Ronnie05's Blog

Beating Oppressive regimes – Social media as civil resistance

Posted in Internet and Search by Manas Ganguly on November 30, 2012

In an era where information and communication is getting democratized and is increasingly becoming a tool for repressed social classes to express themselves as part of intensive campaigns of civil resistance, Oppressive regimes have resorted to Internet Black Outs, Internet Censorship, Social Media/ Facebook/Twitter Censorships to snub out people’s voice. However, companies such as Google, Facebook, Twitter have worked on way-abouts to reach out to the people and help them reach out to the world media.

Today’s Internet blackout at Syria is one such example where Google has now started a call service to post tweets through a voice connection. Here’s how Google is helping people’s voice on Twitter. A great example of service to people!

Syria Blackout #2 - G+ Page

Syria Blackout #2 – G+ Page

Syria Blackout #1 - Google round about

Syria Blackout #1 – Google round about

On Twitter’s becoming the voice of people –  Post the Arab Spring, this is yet further proof of Twitter’s pre-eminence as a communication platform. In many ways it represents the kind of impartial, democratic, cheap yet scalable media tool that the Internet has always promised. Indeed, in many ways, Twitter has begun to function as a protocol rather than as a product.

 

Sino-Google Conflict (Part I): The What and How?

Posted in Internet and Search by Manas Ganguly on January 17, 2010

Google has shaken and stirred the Hornet’s nest in China by threatening to pull out of China in wake of continous hacking attempts which are apparently government controlled and censorship attempts of the Chinese government on Google search results.

Google Inc delighted free-speech advocates as it threatened to pull out of China over censorship and may shut its Chinese-language google.cn website because of cyber attacks, but the move upends one of Google’s most important growth initiatives. Google’s decision is tantamount to exiting the world’s largest Internet market, with more than 360 million users, since it is highly unlikely the Chinese government would allow Google to operate an unfiltered search engine. This follows Google’s discovery Mid December 2009, where it detected that a highly sophisticated and targeted attack on its corporate infrastructure was originating from China that resulted in the theft of intellectual property from Google. However, it soon became clear that what at first appeared to be solely a security incident — albeit a significant one — was something quite different.

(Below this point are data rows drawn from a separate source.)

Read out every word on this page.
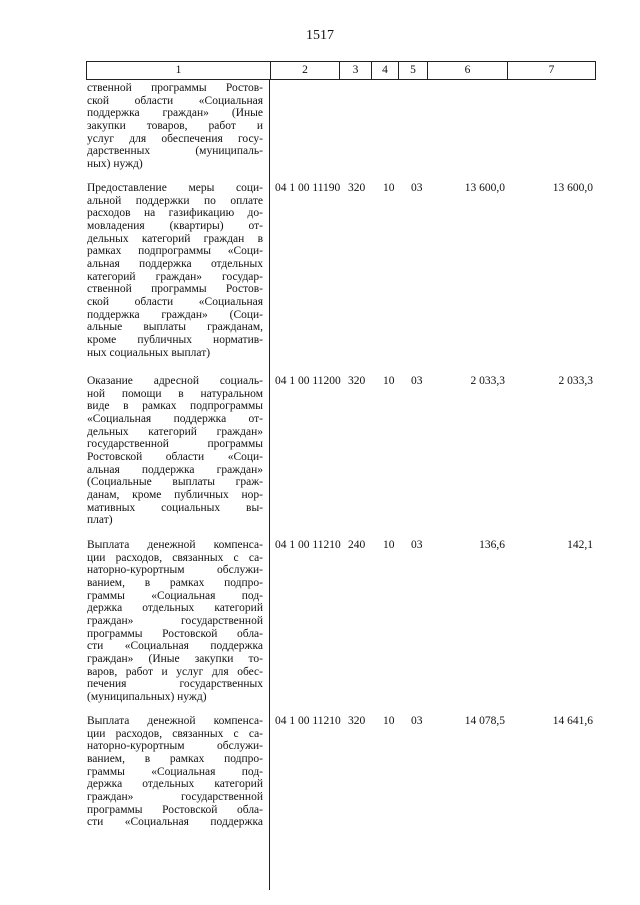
1517
1	2	3	4	5	6	7
ственной программы Ростов-
ской области «Социальная
поддержка граждан» (Иные
закупки товаров, работ и
услуг для обеспечения госу-
дарственных (муниципаль-
ных) нужд)
Предоставление меры соци-
альной поддержки по оплате
расходов на газификацию до-
мовладения (квартиры) от-
дельных категорий граждан в
рамках подпрограммы «Соци-
альная поддержка отдельных
категорий граждан» государ-
ственной программы Ростов-
ской области «Социальная
поддержка граждан» (Соци-
альные выплаты гражданам,
кроме публичных норматив-
ных социальных выплат)
04 1 00 11190 320 10 03	13 600,0	13 600,0
Оказание адресной социаль-
ной помощи в натуральном
виде в рамках подпрограммы
«Социальная поддержка от-
дельных категорий граждан»
государственной программы
Ростовской области «Соци-
альная поддержка граждан»
(Социальные выплаты граж-
данам, кроме публичных нор-
мативных социальных вы-
плат)
04 1 00 11200 320 10 03	2 033,3	2 033,3
Выплата денежной компенса-
ции расходов, связанных с са-
наторно-курортным обслужи-
ванием, в рамках подпро-
граммы «Социальная под-
держка отдельных категорий
граждан» государственной
программы Ростовской обла-
сти «Социальная поддержка
граждан» (Иные закупки то-
варов, работ и услуг для обес-
печения государственных
(муниципальных) нужд)
04 1 00 11210 240 10 03	136,6	142,1
Выплата денежной компенса-
ции расходов, связанных с са-
наторно-курортным обслужи-
ванием, в рамках подпро-
граммы «Социальная под-
держка отдельных категорий
граждан» государственной
программы Ростовской обла-
сти «Социальная поддержка
04 1 00 11210 320 10 03	14 078,5	14 641,6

The results of Google’s investigation into this attack yielded the following results:
1.First, this attack was not just on Google. At least twenty other large companies from a wide range of businesses — including the Internet, finance, technology, media and chemical sectors — have been similarly targeted.
2.Secondly, attackers were trying to access the Gmail accounts of Chinese human rights activists. According to Google, this objective was not met through the attacks.
3.Third, accounts of dozens of US-, China- and Europe-based Gmail users who are advocates of human rights in China appear to have been routinely accessed by third parties. These accounts have not been accessed through any security breach at Google, but most likely via phishing scams or malware placed on the users’ computers.

Google has also shared information about these attacks with a broad audience not just because of the security and human rights implications of what we have unearthed, but also because this information goes to the heart of a much bigger global debate about freedom of speech. Google has now stated that it will carefully monitor conditions in China, including new laws and other restrictions on our services. Google has stated that if it was unable to achieve the objectives outlined, Google would not hesitate to reconsider its approach to China and close down the Google.cn.

Google’s China Timeline
Google’s troubles in China are not unique and have affected other companies seeking a foothold in the huge Internet market.
Following are some key developments in Google’s bumpy foray into China:
2000 – Google develops Chinese-language interface for its Google.com website.
2002 – Google.com becomes temporarily unavailable to Chinese users, with interference from domestic competition suspected.
July 2005 – Google hires ex-Microsoft executive Lee Kai Fu as head of Google China. Microsoft sues Google over the move, claiming Lee will inevitably disclose propriety information to Google. The two rivals reach a settlement on the suit over Lee in December.
Jan 2006 – Google rolls out Google.cn, its China-based search page that censors search results in accordance with Chinese rules. Google says it made the trade-off to “make meaningful and positive contributions” to development in China while abiding by the country’s strict censorship laws.
Aug 2008 – Google launches free music downloads for users in China to better compete with market leader Baidu Inc.
March 2009 – China blocks access to Google’s YouTube video site.
June 2009 – A Chinese official accuses Google of spreading obscene content over the Internet. The comments come a day after Google.com, Gmail and other Google online services became inaccessible to many users in China.
Sept 2009 – Lee resigns as Google China head to start his own company. Google appoints sales chief John Liu to take over Lee’s business and operational responsibilities.
Oct 2009 – A group of Chinese authors accuses Google of violating copyrights with its digital library, with many threatening to sue.
Jan 2010 – Google announces it is no longer willing to censor searches in China and may pull out of the country.